Place is a vague word and to narrow the concept I would define "place" as the connection between physical space and people. Place is created and ever changing, malleable both in physical landscape (think bulldozers) and meaning (think the Lorraine Motel). Unfolding these layers of meaning involves the making and reading of maps, the walking of boundaries, observing the cycles of birds and insects, and the questioning of history and culture. Place is at once unyielding like granite peaks and skyscrapers yet wonderfully temporal, contingent on ethereal things like the smell of hay, humidity, a creole accent or the sound of moving water. Spaces can be pinned to the wall on a map and photographed a million times yet these same spaces are somehow unique to each person, each time - this is place. I hope you enjoy and as always please contact me for questions, thoughts, or to share something about your places.


Tuesday, December 4, 2012

The 2,000 mile subway line

In 1995 my friend Tim and I set off to hike the length of the Appalachian Trail from north to south. We spent the summer months working and saving, meticulously researching every piece of gear that we planned to carry on our backs. We made frequent, semi-compulsive, trips to all every outdoor supply store (a condition we coined the "gearies"). We were driven by the spiritual void of high school and a narrative of adventure that imagined us atop storm savaged peaks, and in pristine wilderness with moose and bears.  The excitement of the adventure lay ahead and like Christmas eve we savored the anticipation. 

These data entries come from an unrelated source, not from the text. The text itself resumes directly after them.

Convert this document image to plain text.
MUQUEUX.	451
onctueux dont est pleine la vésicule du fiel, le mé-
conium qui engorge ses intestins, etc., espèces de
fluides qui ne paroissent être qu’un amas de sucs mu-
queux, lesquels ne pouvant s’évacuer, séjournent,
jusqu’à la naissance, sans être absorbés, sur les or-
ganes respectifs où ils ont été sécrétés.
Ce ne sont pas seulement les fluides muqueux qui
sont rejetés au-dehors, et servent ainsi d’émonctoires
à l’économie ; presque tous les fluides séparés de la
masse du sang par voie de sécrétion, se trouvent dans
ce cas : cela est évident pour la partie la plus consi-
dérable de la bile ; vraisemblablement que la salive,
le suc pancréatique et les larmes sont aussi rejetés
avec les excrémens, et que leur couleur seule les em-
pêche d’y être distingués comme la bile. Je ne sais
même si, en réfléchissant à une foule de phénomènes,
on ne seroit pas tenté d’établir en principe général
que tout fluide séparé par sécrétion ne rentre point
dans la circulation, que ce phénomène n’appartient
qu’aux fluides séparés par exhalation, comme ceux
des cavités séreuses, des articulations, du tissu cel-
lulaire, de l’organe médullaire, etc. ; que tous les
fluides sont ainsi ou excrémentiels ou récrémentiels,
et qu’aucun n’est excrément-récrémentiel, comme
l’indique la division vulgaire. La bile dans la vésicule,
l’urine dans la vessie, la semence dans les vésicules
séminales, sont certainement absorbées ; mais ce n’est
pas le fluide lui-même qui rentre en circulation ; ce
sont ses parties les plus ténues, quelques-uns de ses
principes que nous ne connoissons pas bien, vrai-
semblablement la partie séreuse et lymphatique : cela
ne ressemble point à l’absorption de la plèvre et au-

Christmas day came in August as stood atop Mt. Katahdin, the northern most terminus of the Appalachian Trail. When we got down we kissed our mothers, pointed our noses south, and started to walk. The trail did not disappoint, we experienced all the weather all the hunger, we air-dried smelly socks, cheered at sunsets and howled at snow squalls, we devoured trail town pizzas and pancakes, and slept in all types of lean-tos and lodges, bivouacked on golf courses, and once under  a church porch. What quickly became clear  was traveling a single a track, a path scratched in the dirt by feet and volunteer trail crews was in some ways more limiting than liberating. We became slaves to the "white blaze," the six inch strip of white paint marking trees, fence posts, rocks, and walls and each day fell into a mantra like existence: wake, oatmeal, stuff sleeping bag, walk eight miles, eat cheese, bread, maybe a snickers bar, walk four miles, unstuff sleeping bag, boil macaroni, sleep, repeat... 

It didn't take long before we started pushing further from the trail. We began hiking at night, following the  small dot of light from our headlamps, we hitchhiked more and spent longer in town. We explored side trails, and laid over at lakes and rivers, crashed on the dorm room floor of an old friend for a couple of nights. The adventure of the trail seemed to be occurring more and more off the trail. By Halloween we had had enough. Faced with the flattening, more suburban stretches of Connecticut, New York and Pennsylvania, dropping temperatures and a general boredom we hopped a bus home from North Adams, Massachusetts. 

When Tim recently sent me this lovely map of the Appalachian Trail as Subway Line I spent some time reminiscing on the two months we spent hiking and the nature of that adventure. In many ways this map is a perfect representation. Riding the subway is an act of magic. We leave the surface of the world and descend into the subterranean. We travel beneath the street, beneath the buildings, neighborhoods, and wires, beneath the traffic filled tunnels, and old Indian grave sites, beneath broken ceramic water jugs left by the Dutch explorers, and dinosaur bones. The cardinal directions loosen their hold, we follow a colored line and at the appropriate dot on the map we reappear into the sun-filled, chaotic world having missed everything between. 

In some ways hiking the Appalachian Trail is like riding the subway. Head down, pack on back, pushing away the miles each day we followed the white line, hopping off at appropriate stops to buy food, shower, and call home. The moments that mattered were those when we came up for air. A moose in the woods, a swim in the river, beers with a Vietnam Vet, the Highland Games, and pints of ice cream. The miles of track that laid between these moments fade away into one long leaf-colored line. But the animated world through which the trail runs remains with me still. Happy hiking! 

1 comment:

  1. Well said, Alex! You hit the nail on the head. Heads full of Thoreau, hiking the trail represented a freedom we yearned for. It was thus eye opening to go out there and find ourselves pushing down a path, in a manner just like the one we sought to escape. The difference was that this time teachers and parents were no where to be blamed. I remember well the debates we had over sticking to the trail or not. I give you credit for convincing us to wander more loosely south!

    In many ways, that walk set a mile-marker in my young mind from which all other destinations have been measured since. Fantastic retelling, thank you!